Economics challenge attracts record numbers
Top high school economics students will have their knowledge tested at the annual ANZ Massey Economics Challenge, to be
held simultaneously at Massey’s Albany and Manawatū campuses on August 30.
With a refreshed format for 2013, the competition has attracted a record number of participants and competition for the
winners’ trophy is expected to be intense.
Economics lecturer and Albany event organiser Dr Brendan Moyle says the number of Auckland schools taking part has
doubled this year with 15 schools across the city entering teams. In Palmerston North competitor numbers have remained
steady, with Stratford High School competing for the first time.
“I think the new format has really removed some of the barriers for entry, and the competition is now more focused on
economics knowledge rather than presentation skills,” Dr Moyle says.
The 2013 Economics Challenge will consist of three rounds:
• Round one will be a multiple-choice quiz based on the NCEA curriculum. All teams will have the opportunity to
answer all questions.
• Round two will see each team presented with a question exploring different aspects of the New Zealand economy.
Teams that answer the question well will be given a bonus follow-up question; if a team is unable to answer, the
question will be thrown to the other teams to answer.

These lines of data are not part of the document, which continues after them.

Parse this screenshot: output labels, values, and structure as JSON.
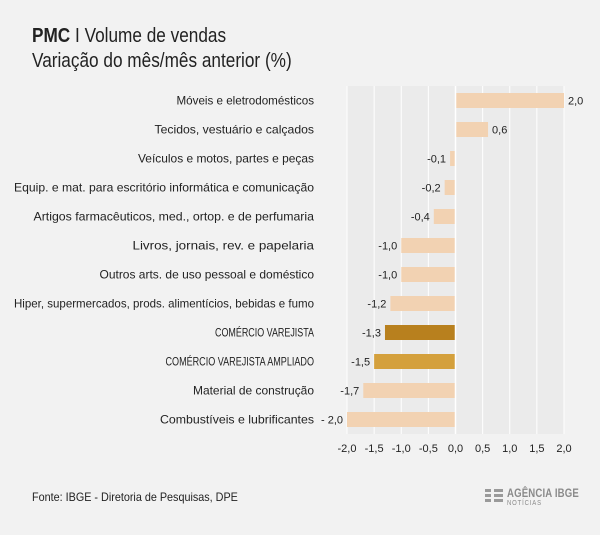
{
  "header": {
    "brand": "PMC",
    "separator": "I",
    "title": "Volume de vendas",
    "subtitle": "Variação do mês/mês anterior (%)"
  },
  "chart_data": {
    "type": "bar",
    "orientation": "horizontal",
    "title": "PMC I Volume de vendas",
    "subtitle": "Variação do mês/mês anterior (%)",
    "xlabel": "",
    "ylabel": "",
    "xlim": [
      -2.0,
      2.0
    ],
    "grid": true,
    "categories": [
      "Móveis e eletrodomésticos",
      "Tecidos, vestuário e calçados",
      "Veículos e motos, partes e peças",
      "Equip. e mat. para escritório informática e comunicação",
      "Artigos farmacêuticos, med., ortop. e de perfumaria",
      "Livros, jornais, rev. e papelaria",
      "Outros arts. de uso pessoal e doméstico",
      "Hiper, supermercados, prods. alimentícios, bebidas e fumo",
      "COMÉRCIO VAREJISTA",
      "COMÉRCIO VAREJISTA AMPLIADO",
      "Material de construção",
      "Combustíveis e lubrificantes"
    ],
    "values": [
      2.0,
      0.6,
      -0.1,
      -0.2,
      -0.4,
      -1.0,
      -1.0,
      -1.2,
      -1.3,
      -1.5,
      -1.7,
      -2.0
    ],
    "value_labels": [
      "2,0",
      "0,6",
      "-0,1",
      "-0,2",
      "-0,4",
      "-1,0",
      "-1,0",
      "-1,2",
      "-1,3",
      "-1,5",
      "-1,7",
      "- 2,0"
    ],
    "highlight": [
      false,
      false,
      false,
      false,
      false,
      false,
      false,
      false,
      true,
      true,
      false,
      false
    ],
    "x_ticks": [
      -2.0,
      -1.5,
      -1.0,
      -0.5,
      0.0,
      0.5,
      1.0,
      1.5,
      2.0
    ],
    "x_tick_labels": [
      "-2,0",
      "-1,5",
      "-1,0",
      "-0,5",
      "0,0",
      "0,5",
      "1,0",
      "1,5",
      "2,0"
    ],
    "colors": {
      "bar": "#f2d2b2",
      "highlight_total": "#b8801e",
      "highlight_ampliado": "#d4a03c",
      "grid": "#ffffff",
      "text": "#222222"
    }
  },
  "footer": {
    "source": "Fonte: IBGE - Diretoria de Pesquisas, DPE"
  },
  "logo": {
    "name": "AGÊNCIA IBGE",
    "sub": "NOTÍCIAS"
  }
}
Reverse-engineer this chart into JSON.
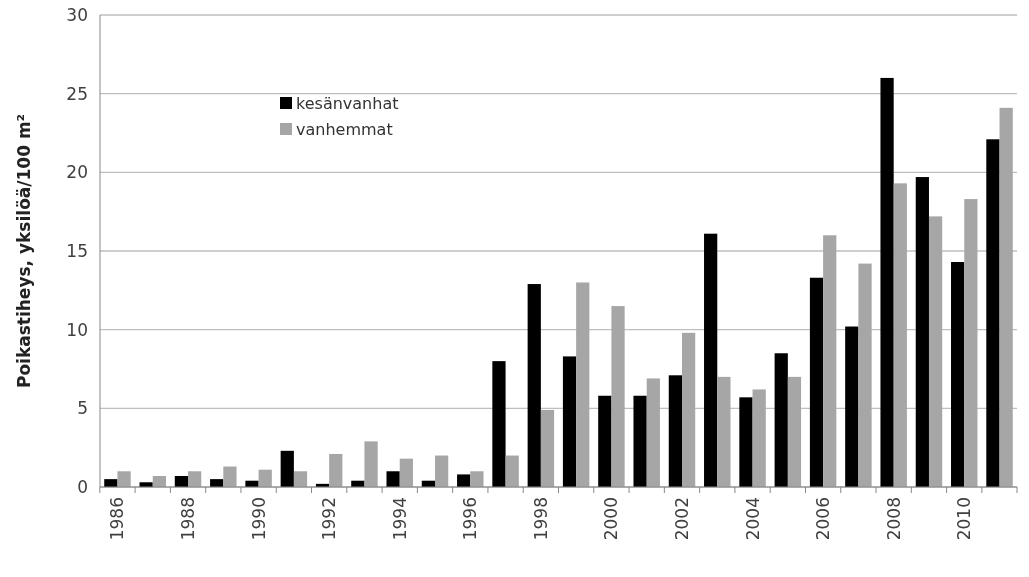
{
  "chart_data": {
    "type": "bar",
    "ylabel": "Poikastiheys, yksilöä/100 m²",
    "categories": [
      "1986",
      null,
      "1988",
      null,
      "1990",
      null,
      "1992",
      null,
      "1994",
      null,
      "1996",
      null,
      "1998",
      null,
      "2000",
      null,
      "2002",
      null,
      "2004",
      null,
      "2006",
      null,
      "2008",
      null,
      "2010",
      null
    ],
    "series": [
      {
        "name": "kesänvanhat",
        "color": "#000000",
        "values": [
          0.5,
          0.3,
          0.7,
          0.5,
          0.4,
          2.3,
          0.2,
          0.4,
          1.0,
          0.4,
          0.8,
          8.0,
          12.9,
          8.3,
          5.8,
          5.8,
          7.1,
          16.1,
          5.7,
          8.5,
          13.3,
          10.2,
          26.0,
          19.7,
          14.3,
          22.1
        ]
      },
      {
        "name": "vanhemmat",
        "color": "#a6a6a6",
        "values": [
          1.0,
          0.7,
          1.0,
          1.3,
          1.1,
          1.0,
          2.1,
          2.9,
          1.8,
          2.0,
          1.0,
          2.0,
          4.9,
          13.0,
          11.5,
          6.9,
          9.8,
          7.0,
          6.2,
          7.0,
          16.0,
          14.2,
          19.3,
          17.2,
          18.3,
          24.1
        ]
      }
    ],
    "ylim": [
      0,
      30
    ],
    "yticks": [
      0,
      5,
      10,
      15,
      20,
      25,
      30
    ],
    "grid": "y",
    "legend": "top left"
  }
}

• Round three will be a quick-fire round of general economics questions, with questions being answered by the
first team to hit its buzzer.
“Teams that are familiar with economics and the New Zealand economy, and also read newspapers and keep up with current
debates will do well,” Dr Moyle says. “We want to see if students can apply their textbook knowledge to understanding
the real world.”
Dr Moyle says the quick-fire round questions will be varied and interesting. “While this competition will give students
a bit of feedback on how they are going with their studies, we also want to show them that economics isn’t dull, that
what we do can be really fascinating.”
Manawatū competition organiser Associate Professor Rukmani Gounder says the event gives students valuable experience by
making them think about the wider aspects of economics, as well as the specific policy implications of decisions made by
key players like government.
“They get a taste of the challenges they can expect from a university-level education,” she says. “And I really enjoy
hearing the innovative ideas they bring when discussing the macroeconomic aspects of New Zealand’s economy.”
ANZ Bank is jointly sponsoring the competition with Massey University for the fifth year.
"Economics plays a big part in shaping the world young people will live and work in," says Craig Moffat, Auckland
Regional General Manager Retail Banking and one of this year’s judges. "As a bank we’re keen to support programmes like
this that help young New Zealanders build their financial knowledge and equip them for the future."
The students in each winning team will receive a Massey scholarship of $3000 towards full-time study in the College of
Business. Runner-up teams receive a $1500 scholarship. The judging panels for the competition include experts from ANZ,
Massey, Treasury and the Ministry of Business Innovation and Employment.